The consensus seems to have been that if any day was going to be the one when this tournament sprung to life, it would be this one. Group G - this year's Group of Death - gets underway, with Ivory Coast facing Portugal in the afternoon and the potentially extremely weird fixture of Brazil v North Korea to follow in the evening.
Before this, though, the small matter of New Zealand vs Slovakia from Group F was up, with both teams looking to capitalise on Italy and Paraguay's fairly dismal draw last night. I say both teams - with New Zealand as rank outsiders for the tournament at a widely-quoted 2000-1 in their first appearance at a World Cup finals since 1982 and their outside-Oceania record of a resounding zero victories, getting anything from this fixture would certainly be something. In the event, they proved to be no pushovers. Slovakia took the lead through a Vittek header and proceeded to sit on their one goal advantage against a well-organised Kiwi side. Come the 93rd minute, however, and New Zealand grabbed an unlikely equaliser through Winston Reid, to secure their first ever World Cup point.
This was to be a day for unfancied teams offering up far more resistance than they had any right to - as, after a 0-0 draw between the Ivorians and the Portuguese about which I have literally nothing to say having not seen the game nor any 'highlights' from it, North Korea faced Brazil and did themselves and their curious, secretive nation proud.
Brazil won 2-1, having been 2-0 up through a fine Maicon strike from an acute angle and an Elano goal slotted first time from an exceptional Robinho ball (who was, himself, brilliant during the very entertaining match) but met with a well-drilled and extremely unfazed North Korean side. North Korea scored late on through Yun-Nam Ji; which in itself is something of a triumph. Like New Zealand, the Asian side's odds in this tournament were well into the thousands - their only previous appearance having been in 1966 - and to even imagine them scoring against Brazil on this biggest of stages would have been laughable before the game; particularly with most pundits predicting a Brazilian rout. Brazil will get better - and North Korea might never reach higher - but this, I would say, was the first genuinely entertaining match since the opening game.

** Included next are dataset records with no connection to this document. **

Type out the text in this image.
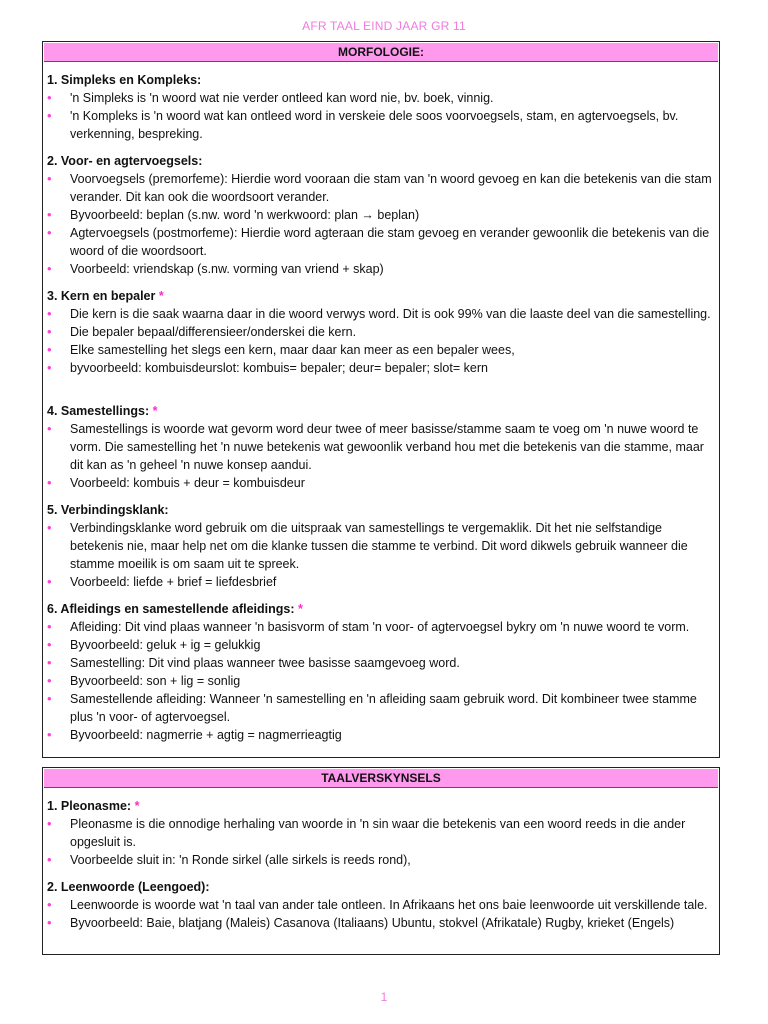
AFR TAAL EIND JAAR GR 11
MORFOLOGIE:
1. Simpleks en Kompleks:
• 'n Simpleks is 'n woord wat nie verder ontleed kan word nie, bv. boek, vinnig.
• 'n Kompleks is 'n woord wat kan ontleed word in verskeie dele soos voorvoegsels, stam, en agtervoegsels, bv. verkenning, bespreking.
2. Voor- en agtervoegsels:
• Voorvoegsels (premorfeme): Hierdie word vooraan die stam van 'n woord gevoeg en kan die betekenis van die stam verander. Dit kan ook die woordsoort verander.
• Byvoorbeeld: beplan (s.nw. word 'n werkwoord: plan → beplan)
• Agtervoegsels (postmorfeme): Hierdie word agteraan die stam gevoeg en verander gewoonlik die betekenis van die woord of die woordsoort.
• Voorbeeld: vriendskap (s.nw. vorming van vriend + skap)
3. Kern en bepaler *
• Die kern is die saak waarna daar in die woord verwys word. Dit is ook 99% van die laaste deel van die samestelling.
• Die bepaler bepaal/differensieer/onderskei die kern.
• Elke samestelling het slegs een kern, maar daar kan meer as een bepaler wees,
• byvoorbeeld: kombuisdeurslot: kombuis= bepaler; deur= bepaler; slot= kern
4. Samestellings: *
• Samestellings is woorde wat gevorm word deur twee of meer basisse/stamme saam te voeg om 'n nuwe woord te vorm. Die samestelling het 'n nuwe betekenis wat gewoonlik verband hou met die betekenis van die stamme, maar dit kan as 'n geheel 'n nuwe konsep aandui.
• Voorbeeld: kombuis + deur = kombuisdeur
5. Verbindingsklank:
• Verbindingsklanke word gebruik om die uitspraak van samestellings te vergemaklik. Dit het nie selfstandige betekenis nie, maar help net om die klanke tussen die stamme te verbind. Dit word dikwels gebruik wanneer die stamme moeilik is om saam uit te spreek.
• Voorbeeld: liefde + brief = liefdesbrief
6. Afleidings en samestellende afleidings: *
• Afleiding: Dit vind plaas wanneer 'n basisvorm of stam 'n voor- of agtervoegsel bykry om 'n nuwe woord te vorm.
• Byvoorbeeld: geluk + ig = gelukkig
• Samestelling: Dit vind plaas wanneer twee basisse saamgevoeg word.
• Byvoorbeeld: son + lig = sonlig
• Samestellende afleiding: Wanneer 'n samestelling en 'n afleiding saam gebruik word. Dit kombineer twee stamme plus 'n voor- of agtervoegsel.
• Byvoorbeeld: nagmerrie + agtig = nagmerrieagtig
TAALVERSKYNSELS
1. Pleonasme: *
• Pleonasme is die onnodige herhaling van woorde in 'n sin waar die betekenis van een woord reeds in die ander opgesluit is.
• Voorbeelde sluit in: 'n Ronde sirkel (alle sirkels is reeds rond),
2. Leenwoorde (Leengoed):
• Leenwoorde is woorde wat 'n taal van ander tale ontleen. In Afrikaans het ons baie leenwoorde uit verskillende tale.
• Byvoorbeeld: Baie, blatjang (Maleis) Casanova (Italiaans) Ubuntu, stokvel (Afrikatale) Rugby, krieket (Engels)
1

North Korea are what the World Cup is about, in their own way - in that, through football, we are afforded a glimpse into a culture and a glimpse at a people that we have no other way of engaging with. We saw Tae-Se Jong (their outstanding player of the evening) crying during his country's national anthem - and immediately the Western mindest is to question whether this is national pride or terrifying brainwashing - and we saw the banner in the crowd saying "forget politics for 90 minutes". Yes, football allows us to 'forget politics', but it also brings political differences into sharp relief. The North Korean team's joy was for the people of the country, not its oppressive regime. We can only hope that back in Pyongyang some of those people are actually able to see the highlights of what was a truly great moment for them in terms of demonstrating their own humanity to the rest of the world. Another performance like that and they might even end up as a lot of people's second-favourite-team this time round.